In the most recent case of Estate of Williams v. Commissioner,8 the Tax Court likewise rejected the cost-of-partition limitation and discounted the value of gifts of one-half interests in two parcels of timberland by 20 percent for lack of marketability and an additional 30 percent for lack of control, applying the discounts seriatim for an effective 44 percent discount. The large size of the discount reflects the fact that the government submitted no appraisal testimony on the magnitude of the discount, but, instead, conceding a mere five percent discount, contended that taxpayer failed to meet the burden of proof because taxpayer had offered no evidence of actual sales of fractional interests. In rejecting this contention, the court emphasized that a banker credibly testified that banks generally will not lend money to the owner of a fractional interest in real property without the consent of the co-owners and that the inability of the appraisers to find sales of fractional interests in comparable real property showed that there was no market for fractional interests in such real property. The court further noted favorably the testimony by taxpayer's appraiser that the holder of a fractional interest in real property lacks control because such holder cannot manage it unilaterally.9

After Williams, and its immediate antecedents, the issue is not whether a discount will be allowed, but based on the facts of each particular case, what will be the size of an appropriate discount. l0

III. Rationales For Discounts

The premise for fractional interest discounts is that each tenant-in-common, regardless of the size of such tenant's interest, is entitled to possess and use the co-owned property and, without resort to partition, cannot "oust" the other co-owners.ll This forced sharing .of access (rather than lack of access) has the potential to create significant confusion and upheaval.12 Further, since even a co-tenant with the smallest fractional interest has a right to operate the property subject to the identical right of each of the other co-owners, all co-owners must agree to all decisions related to the property if the operation is to be a success. A co-tenant thus has a veto, and disagreements can lead to gridlock.13 Judgment creditors of any co-tenant may secure a lien on such tenant's undivided interest and compel partition. In addition, the identity of a co-tenant can change with death or divorce. Finally, as noted in the Williams case,14 financial institutions will not provide a loan on undivided interest property where the property is the sole collateral unless all undivided interest holders sign the loan documents.

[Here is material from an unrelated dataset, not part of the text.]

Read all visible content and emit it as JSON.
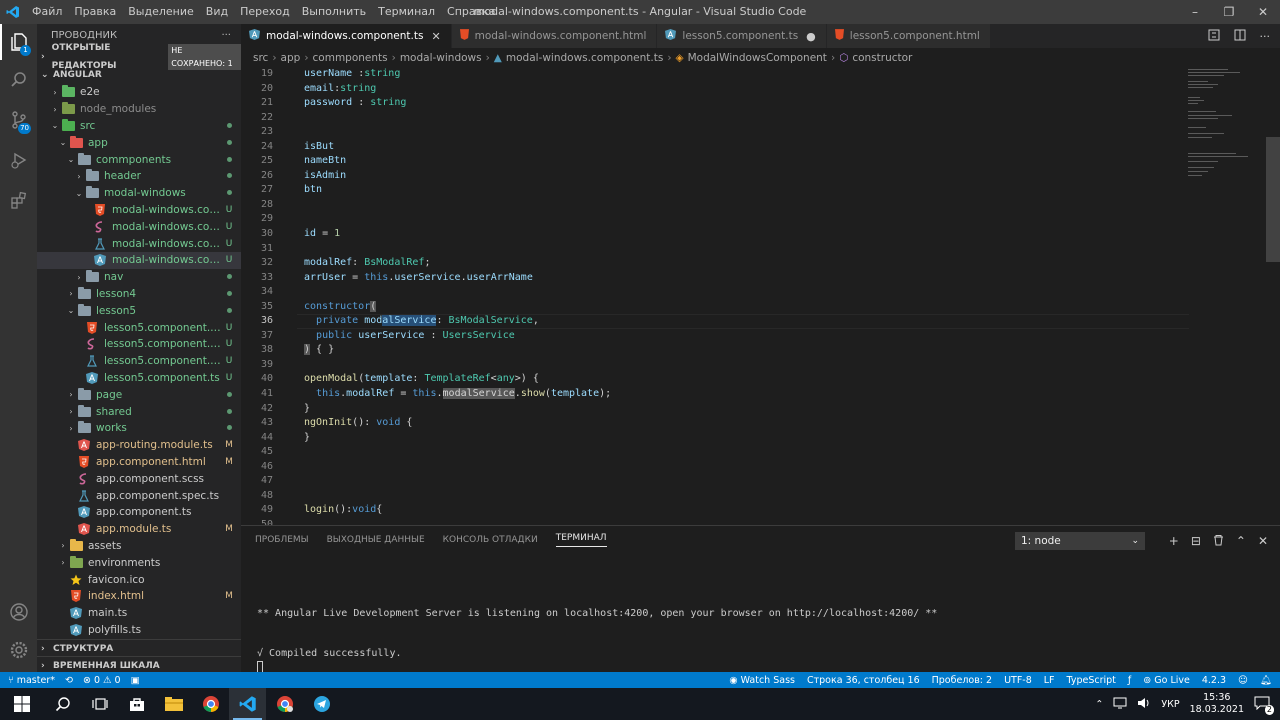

With the foregoing disadvantages in mind, why would a hypothetical willing buyer15 purchase a fractional interest without a sizable discount?

Each co-tenant, even one with just a minor or "sliver" interest, has the power to compel partition. The right of partition cuts both ways. It is valuable to the co-tenant desiring partition, less so to those in favor of the status quo. In a partition action, the court may partition the real property in kind, under which the property is physically divided in equitable proportions.16 If, however, division in kind is inconvenient, !he court may alternatively allot the entire property to a co-tenant who will accept it and pay to the other co-tenants cash for their pro-rata shares. As a final possibility, if division in kind is inconvenient and the interests of all co-tenants will be promoted by a sale of the entire property, the court may order a sale and a pro-rata division of the proceeds.17 Where more than one co-tenant entitled to partition seeks allotment of the entire property to himself, a Virginia trial court does not abuse its discretion in refusing allotment to either of them and ordering the property to be sold.18

Once the partition action begins, absent agreement of all co-tenants, the sales process is out of the hands of each co-tenant, and whether a cotenant agrees to the bid subsequently confirmed by the court is irrelevant.19 As in any judicial sale, the trial court can accept bids until the final decree is entered. 20 In practice once the special commissioner of sale has been authorized by the court to sell the property, 21 such commissioner solicits bids over a reasonable period of time and generally accepts the highest non-contingent, reasonable bid subject to confirmation by the court. In such a system, a co-tenant has no veto but is limited to outbidding the highest bidder. To say that such co-tenant is a "willing seller" is problematic. Also, since the period of bidding is limited in practice, taking the property off the market until it improves is usually not an alternative. Because the sales process is placed outside the control of any co-tenant in a partition action, in many cases the mere threat of partition will cause the co-tenants to agree to sell the property.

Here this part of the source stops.